Efficient Bulk Loading to Accelerate Spatial Keyword Queries
Dongsheng Li,Jinkun Pan,Jiaxin Li,Kian-Lee Tan,Dongxiang Zhang
DOI: https://doi.org/10.1109/icpads.2013.87
2013-01-01
Abstract:With the fast development of location-based services and geo-tagging, spatial keyword queries that retrieve objects satisfying both spatial and keyword conditions are gaining in prevalence. A hybrid index that integrates a spatial index (e.g., the R-tree or its variations) with a keyword filter offers a promising approach for processing such queries efficiently. However, it is still an open problem on how a hybrid index can be effectively constructed from scratch.

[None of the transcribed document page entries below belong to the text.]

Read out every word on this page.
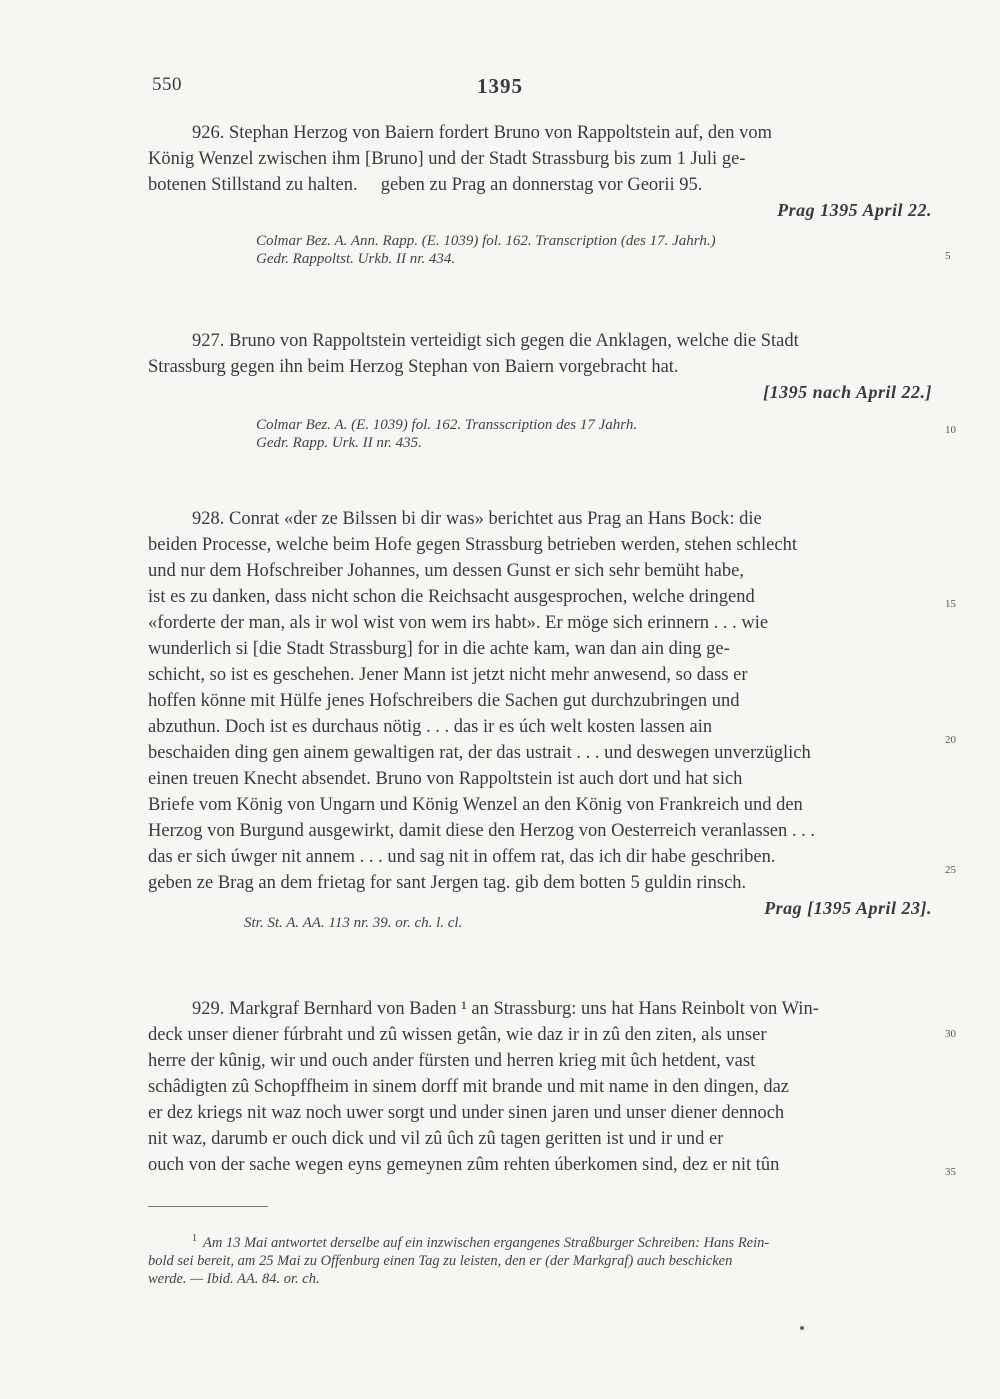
550	1395
926. Stephan Herzog von Baiern fordert Bruno von Rappoltstein auf, den vom
König Wenzel zwischen ihm [Bruno] und der Stadt Strassburg bis zum 1 Juli ge-
botenen Stillstand zu halten.     geben zu Prag an donnerstag vor Georii 95.
Prag 1395 April 22.
Colmar Bez. A. Ann. Rapp. (E. 1039) fol. 162. Transcription (des 17. Jahrh.)
Gedr. Rappoltst. Urkb. II nr. 434.
927. Bruno von Rappoltstein verteidigt sich gegen die Anklagen, welche die Stadt
Strassburg gegen ihn beim Herzog Stephan von Baiern vorgebracht hat.
[1395 nach April 22.]
Colmar Bez. A. (E. 1039) fol. 162. Transscription des 17 Jahrh.
Gedr. Rapp. Urk. II nr. 435.
928. Conrat «der ze Bilssen bi dir was» berichtet aus Prag an Hans Bock: die
beiden Processe, welche beim Hofe gegen Strassburg betrieben werden, stehen schlecht
und nur dem Hofschreiber Johannes, um dessen Gunst er sich sehr bemüht habe,
ist es zu danken, dass nicht schon die Reichsacht ausgesprochen, welche dringend
«forderte der man, als ir wol wist von wem irs habt». Er möge sich erinnern . . . wie
wunderlich si [die Stadt Strassburg] for in die achte kam, wan dan ain ding ge-
schicht, so ist es geschehen. Jener Mann ist jetzt nicht mehr anwesend, so dass er
hoffen könne mit Hülfe jenes Hofschreibers die Sachen gut durchzubringen und
abzuthun. Doch ist es durchaus nötig . . . das ir es úch welt kosten lassen ain
beschaiden ding gen ainem gewaltigen rat, der das ustrait . . . und deswegen unverzüglich
einen treuen Knecht absendet. Bruno von Rappoltstein ist auch dort und hat sich
Briefe vom König von Ungarn und König Wenzel an den König von Frankreich und den
Herzog von Burgund ausgewirkt, damit diese den Herzog von Oesterreich veranlassen . . .
das er sich úwger nit annem . . . und sag nit in offem rat, das ich dir habe geschriben.
geben ze Brag an dem frietag for sant Jergen tag. gib dem botten 5 guldin rinsch.
Prag [1395 April 23].
Str. St. A. AA. 113 nr. 39. or. ch. l. cl.
929. Markgraf Bernhard von Baden ¹ an Strassburg: uns hat Hans Reinbolt von Win-
deck unser diener fúrbraht und zû wissen getân, wie daz ir in zû den ziten, als unser
herre der kûnig, wir und ouch ander fürsten und herren krieg mit ûch hetdent, vast
schâdigten zû Schopffheim in sinem dorff mit brande und mit name in den dingen, daz
er dez kriegs nit waz noch uwer sorgt und under sinen jaren und unser diener dennoch
nit waz, darumb er ouch dick und vil zû ûch zû tagen geritten ist und ir und er
ouch von der sache wegen eyns gemeynen zûm rehten úberkomen sind, dez er nit tûn
5
10
15
20
25
30
35
$^1$ Am 13 Mai antwortet derselbe auf ein inzwischen ergangenes Straßburger Schreiben: Hans Rein-
bold sei bereit, am 25 Mai zu Offenburg einen Tag zu leisten, den er (der Markgraf) auch beschicken
werde. — Ibid. AA. 84. or. ch.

The state-of-the-art bulk loading algorithms for the R-tree consider only spatial relationship, and cannot be employed for the hybrid index. In this paper, we propose a new bulk loading algorithm, named TPA, which constructs a hybrid index top-down. TPA utilizes a two-phase method to construct the children of nodes at each level of the hybrid index, taking both spatial and keyword information into consideration, and thus optimizes the hybrid index for spatial keyword queries. We analyze and evaluate its performance using both real and synthetic datasets. Comprehensive experiments show that TPA can achieve good performance and space utilization, reducing the construction time, the query latency and the index size remarkably.